Italy’s president calls for ‘full truth’ on anniversary of Bologna bombing

President Sergio Mattarella said on Tuesday it was the state's duty to shed more light on the 1980 bombing of Bologna's train station, on the 42nd anniversary of the attack that killed 85 people and injured 200.

Italy's president calls for 'full truth' on anniversary of Bologna bombing

On August 2nd 1980, a bomb exploded in the railway station’s waiting room, causing devastation on an unprecedented scale.

Five members of terrorist groups were later convicted in relation to the bombing, the worst episode in Italy’s ‘Years of Lead’ period of political violence in the 1970s and 80s.

Most recently, in 2020, a former member of the far-right Armed Revolutionary Nucleus (NAR) was sentenced to life imprisonment for providing logistical support to those who carried out the attack.

But suspicions remain of cover-ups and the involvement of “deviant elements” within the nation’s security services, reported Italian news agency Ansa.
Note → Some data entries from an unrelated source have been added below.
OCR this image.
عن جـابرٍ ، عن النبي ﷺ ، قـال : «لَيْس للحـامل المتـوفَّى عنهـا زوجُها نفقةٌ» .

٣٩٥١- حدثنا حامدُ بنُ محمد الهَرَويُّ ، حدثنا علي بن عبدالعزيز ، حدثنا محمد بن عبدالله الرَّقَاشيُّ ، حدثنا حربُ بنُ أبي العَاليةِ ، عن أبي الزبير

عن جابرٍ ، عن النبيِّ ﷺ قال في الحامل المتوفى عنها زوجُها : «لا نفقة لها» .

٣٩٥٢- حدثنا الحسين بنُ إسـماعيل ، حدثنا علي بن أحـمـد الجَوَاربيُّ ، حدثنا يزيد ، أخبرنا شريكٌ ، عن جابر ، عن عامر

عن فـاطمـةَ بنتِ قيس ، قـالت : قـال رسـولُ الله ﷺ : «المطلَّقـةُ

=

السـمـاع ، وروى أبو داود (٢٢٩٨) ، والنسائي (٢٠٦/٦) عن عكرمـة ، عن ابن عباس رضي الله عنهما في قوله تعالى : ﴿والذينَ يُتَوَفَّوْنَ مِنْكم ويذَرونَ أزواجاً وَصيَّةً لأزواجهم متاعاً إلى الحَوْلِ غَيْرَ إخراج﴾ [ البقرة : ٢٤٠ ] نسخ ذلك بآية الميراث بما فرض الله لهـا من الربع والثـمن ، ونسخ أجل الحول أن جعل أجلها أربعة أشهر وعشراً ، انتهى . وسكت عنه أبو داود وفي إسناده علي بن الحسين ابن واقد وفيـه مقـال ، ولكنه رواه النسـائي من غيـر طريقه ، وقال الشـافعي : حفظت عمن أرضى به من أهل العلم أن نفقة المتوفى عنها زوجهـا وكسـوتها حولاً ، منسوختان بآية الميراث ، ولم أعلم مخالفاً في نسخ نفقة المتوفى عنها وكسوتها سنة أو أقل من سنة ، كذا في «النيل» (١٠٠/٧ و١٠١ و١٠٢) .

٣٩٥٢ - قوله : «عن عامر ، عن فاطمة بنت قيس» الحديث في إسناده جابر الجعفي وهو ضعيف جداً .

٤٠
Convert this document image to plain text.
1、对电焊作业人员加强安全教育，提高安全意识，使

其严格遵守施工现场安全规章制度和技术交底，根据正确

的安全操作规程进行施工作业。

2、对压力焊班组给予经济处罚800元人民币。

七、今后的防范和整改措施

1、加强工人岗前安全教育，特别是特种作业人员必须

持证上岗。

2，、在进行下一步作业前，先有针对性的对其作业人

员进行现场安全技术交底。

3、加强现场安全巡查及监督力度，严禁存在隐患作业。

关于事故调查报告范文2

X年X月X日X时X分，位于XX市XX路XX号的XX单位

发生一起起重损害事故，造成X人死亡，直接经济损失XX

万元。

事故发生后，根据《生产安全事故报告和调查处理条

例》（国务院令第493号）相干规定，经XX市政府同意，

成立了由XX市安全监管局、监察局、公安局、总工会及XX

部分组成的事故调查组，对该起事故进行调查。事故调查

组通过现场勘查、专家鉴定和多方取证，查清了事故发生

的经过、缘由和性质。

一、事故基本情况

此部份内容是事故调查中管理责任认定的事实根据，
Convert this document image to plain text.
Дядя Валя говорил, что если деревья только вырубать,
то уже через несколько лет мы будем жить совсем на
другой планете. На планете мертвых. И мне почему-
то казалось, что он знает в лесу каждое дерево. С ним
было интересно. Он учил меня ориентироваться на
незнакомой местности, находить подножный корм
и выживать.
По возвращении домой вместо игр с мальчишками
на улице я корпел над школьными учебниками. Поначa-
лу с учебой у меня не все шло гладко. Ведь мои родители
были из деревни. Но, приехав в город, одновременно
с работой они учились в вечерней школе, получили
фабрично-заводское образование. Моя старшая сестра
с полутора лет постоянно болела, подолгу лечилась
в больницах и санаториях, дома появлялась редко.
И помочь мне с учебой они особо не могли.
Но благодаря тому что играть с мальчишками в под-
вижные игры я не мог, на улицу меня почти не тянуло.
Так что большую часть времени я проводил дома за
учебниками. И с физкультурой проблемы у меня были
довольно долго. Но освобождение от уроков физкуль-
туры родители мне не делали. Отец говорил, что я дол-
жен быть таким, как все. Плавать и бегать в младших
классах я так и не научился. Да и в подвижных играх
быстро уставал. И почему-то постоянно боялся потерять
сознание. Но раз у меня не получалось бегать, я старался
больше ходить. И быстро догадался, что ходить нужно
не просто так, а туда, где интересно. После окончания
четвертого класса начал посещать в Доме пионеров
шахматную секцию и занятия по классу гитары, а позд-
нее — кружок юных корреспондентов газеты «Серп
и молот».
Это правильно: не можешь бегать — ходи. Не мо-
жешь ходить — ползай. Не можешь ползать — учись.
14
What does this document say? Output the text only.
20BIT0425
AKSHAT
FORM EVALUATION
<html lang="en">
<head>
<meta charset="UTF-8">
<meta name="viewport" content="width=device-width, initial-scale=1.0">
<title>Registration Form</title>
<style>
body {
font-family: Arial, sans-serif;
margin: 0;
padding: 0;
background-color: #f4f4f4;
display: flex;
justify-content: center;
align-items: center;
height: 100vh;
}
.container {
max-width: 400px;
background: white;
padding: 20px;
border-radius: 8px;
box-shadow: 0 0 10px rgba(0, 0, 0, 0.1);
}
READ ALSO: Bologna massacre: 40 years on, questions remain over Italy’s deadliest postwar terror attack

“The bomb that killed people who happened to be at the station on that morning 42 years ago still reverberates with violence in the depths of the country’s conscience,” Mattarella said in a speech marking the anniversary on Tuesday.

“It was the act of cowardly men of unequalled inhumanity, one of the most terrible of the history of the Italian Republic.

A train compartment at Bologna station pictured following the 1980 bombing attributed to the neo-fascist terrorist organization Nuclei Armati Rivoluzionari.

“It was a terrorist attack that sought to destabilise democratic institutions and sow fear, hitting ordinary citizens going about their everyday tasks.

“On the day of the anniversary our thoughts go, above all, to the relatives forced to suffer the greatest pain.

“The neo-fascist nature of the massacre has been established in court and further steps have been made to unveil the cover-ups and those who ordered the attack in order to comply with the Republic’s duty to seek the full truth”.

The bombing remains Western Europe’s fourth deadliest postwar terror attack, and one of the most devastating in Italy’s history.